Thursday, July 14, 2016

On the Business Ethics and Technology of Self-Driving Cars at Tesla

During the summer of 2016, Tesla was under fire societally with charges regarding the technology and ethics. Both of these issues can be put into a wider perspective in the company’s favor. Put another way, both technological and ethical analyses can be enhanced by putting the specific problems within a larger perspective—even in terms of time.

Regarding the technological problem at issue, the company’s cars running on “auto-pilot” could not yet take into account another car’s lateral movement. For example, the technology could not detect another car travelling alongside in an adjacent lane shifting over into the Tesla car. A man died from just such an occurrence.  He was not paying attention at the time, and yet Tesla’s incomplete technology also received a lot of blame.

Given the incomplete condition of the technology and simply for safety’s sake, the company was communicating to the buyers that even though the cars could self-drive, the drivers still needed to pay active attention. So a driver who was filmed sleeping while behind the wheel of a Tesla car during a slow-paced commute was culpable even though the car did not crash.

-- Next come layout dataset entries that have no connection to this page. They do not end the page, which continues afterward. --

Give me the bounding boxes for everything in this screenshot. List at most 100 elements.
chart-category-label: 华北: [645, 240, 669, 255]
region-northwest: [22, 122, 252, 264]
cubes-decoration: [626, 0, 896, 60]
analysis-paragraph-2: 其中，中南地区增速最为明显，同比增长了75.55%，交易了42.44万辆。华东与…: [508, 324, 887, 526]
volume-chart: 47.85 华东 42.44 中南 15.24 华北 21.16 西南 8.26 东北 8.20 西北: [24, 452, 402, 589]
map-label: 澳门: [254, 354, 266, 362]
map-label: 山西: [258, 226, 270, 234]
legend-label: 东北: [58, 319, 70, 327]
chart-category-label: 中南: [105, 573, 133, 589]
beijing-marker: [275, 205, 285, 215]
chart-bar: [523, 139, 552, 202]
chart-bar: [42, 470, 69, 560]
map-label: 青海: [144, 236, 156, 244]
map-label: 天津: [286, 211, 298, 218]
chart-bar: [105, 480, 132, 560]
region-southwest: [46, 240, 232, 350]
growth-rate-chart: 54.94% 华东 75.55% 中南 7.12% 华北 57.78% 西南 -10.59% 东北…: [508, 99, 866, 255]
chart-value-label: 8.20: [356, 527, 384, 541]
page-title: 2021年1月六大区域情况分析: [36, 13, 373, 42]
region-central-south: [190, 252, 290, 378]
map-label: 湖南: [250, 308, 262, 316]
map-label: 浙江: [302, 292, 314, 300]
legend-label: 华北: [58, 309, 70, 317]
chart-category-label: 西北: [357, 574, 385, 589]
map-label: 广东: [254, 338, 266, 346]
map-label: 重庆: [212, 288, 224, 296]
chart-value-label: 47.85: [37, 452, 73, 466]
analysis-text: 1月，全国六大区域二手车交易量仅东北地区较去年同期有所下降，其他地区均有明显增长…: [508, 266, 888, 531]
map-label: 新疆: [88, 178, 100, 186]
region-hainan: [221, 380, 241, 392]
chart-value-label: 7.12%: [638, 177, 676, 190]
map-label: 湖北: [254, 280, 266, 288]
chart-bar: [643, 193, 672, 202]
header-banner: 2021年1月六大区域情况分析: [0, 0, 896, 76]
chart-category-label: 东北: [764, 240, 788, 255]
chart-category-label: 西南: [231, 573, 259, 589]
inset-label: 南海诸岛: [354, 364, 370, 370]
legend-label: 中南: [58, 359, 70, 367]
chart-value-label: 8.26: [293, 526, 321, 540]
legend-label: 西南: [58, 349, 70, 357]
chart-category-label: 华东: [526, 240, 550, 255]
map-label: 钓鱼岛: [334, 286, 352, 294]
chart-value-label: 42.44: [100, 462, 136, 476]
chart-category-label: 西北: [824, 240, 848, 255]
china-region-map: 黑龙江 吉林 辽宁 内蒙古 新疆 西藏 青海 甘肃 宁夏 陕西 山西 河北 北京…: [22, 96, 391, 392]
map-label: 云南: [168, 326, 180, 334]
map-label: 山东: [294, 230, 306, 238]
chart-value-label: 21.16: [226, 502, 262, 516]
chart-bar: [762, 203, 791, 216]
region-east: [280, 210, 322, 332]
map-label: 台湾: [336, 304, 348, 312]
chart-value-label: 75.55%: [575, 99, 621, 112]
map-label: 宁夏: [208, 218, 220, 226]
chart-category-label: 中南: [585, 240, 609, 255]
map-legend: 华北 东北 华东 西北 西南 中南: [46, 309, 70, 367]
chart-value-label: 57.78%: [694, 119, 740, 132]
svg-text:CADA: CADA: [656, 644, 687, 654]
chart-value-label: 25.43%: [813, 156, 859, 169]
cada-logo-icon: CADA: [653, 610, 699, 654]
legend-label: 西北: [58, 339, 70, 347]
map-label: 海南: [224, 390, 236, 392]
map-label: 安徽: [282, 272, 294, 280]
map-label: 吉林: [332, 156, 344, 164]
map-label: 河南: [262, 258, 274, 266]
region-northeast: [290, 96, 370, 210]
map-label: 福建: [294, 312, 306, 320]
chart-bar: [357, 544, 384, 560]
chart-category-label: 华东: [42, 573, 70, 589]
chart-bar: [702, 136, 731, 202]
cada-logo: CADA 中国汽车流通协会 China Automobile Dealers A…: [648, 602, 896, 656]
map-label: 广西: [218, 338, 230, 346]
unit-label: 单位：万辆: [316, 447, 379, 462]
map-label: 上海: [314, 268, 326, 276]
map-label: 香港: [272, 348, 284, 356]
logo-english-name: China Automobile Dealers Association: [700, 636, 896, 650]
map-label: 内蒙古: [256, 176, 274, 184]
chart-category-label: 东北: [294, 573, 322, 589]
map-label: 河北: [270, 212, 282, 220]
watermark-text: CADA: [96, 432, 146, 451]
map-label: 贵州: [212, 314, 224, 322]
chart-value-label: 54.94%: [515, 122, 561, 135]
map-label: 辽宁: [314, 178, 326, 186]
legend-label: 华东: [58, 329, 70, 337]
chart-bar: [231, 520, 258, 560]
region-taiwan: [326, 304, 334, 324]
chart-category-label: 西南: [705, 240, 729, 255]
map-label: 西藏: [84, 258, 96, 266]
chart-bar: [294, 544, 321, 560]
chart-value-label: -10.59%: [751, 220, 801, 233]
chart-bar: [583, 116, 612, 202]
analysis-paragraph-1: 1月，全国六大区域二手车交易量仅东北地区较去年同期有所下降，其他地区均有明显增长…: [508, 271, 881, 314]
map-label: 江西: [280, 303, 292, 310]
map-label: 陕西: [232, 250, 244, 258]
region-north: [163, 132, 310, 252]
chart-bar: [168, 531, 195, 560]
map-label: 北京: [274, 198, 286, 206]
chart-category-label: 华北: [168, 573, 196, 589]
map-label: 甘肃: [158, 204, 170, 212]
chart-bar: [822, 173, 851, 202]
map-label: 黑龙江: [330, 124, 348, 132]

The argument that the company was culpable held that it had misled customers by stating that the cars were self-driving. In other words, drivers could reasonably assume that they need not pay attention. This argument fails because pilots know they must still pay attention when the airplanes are on auto-pilot. Therefore, that a car can self-drive does not imply that drivers can take naps or fixate on their smartphones. Such people are not smart at all.

The wider perspective shows the early smart-driving technology is apt to have limitations and even faults. Drivers dismissing these were missing the point regarding how technology progresses. Technological development takes a while, rather than being perfected at launch. At the start, drivers keeping this in mind could not reasonably conclude that they could drive as if the technology could support them sleeping or being distracted.

As the self-driving technology develops—sadly in part from trial and error—drivers may one day be able to sleep or play on their smart-phones with the reasonable expectation that paying active attention is not necessary. Also, as the proportion of cars that are self-driving increases on the roads, the case for not paying attention while the cars are self-driving improves still more. 

In 2016 and likely in years to come, the roads could even more dangerous than before the advent of the self-driving cars and after the technology and proportion of self-driving cars is made more complete. The temporal vulnerability resulting in the problems during the summer of 2016 is like a donut hole because a sufficient number of drivers of self-driving cars did not adequately understand the risks from the technology not yet complete enough to justify what those drivers were doing at the expense of paying active attention. Perhaps it is human nature, but Tesla was not at fault either on technological or ethical grounds.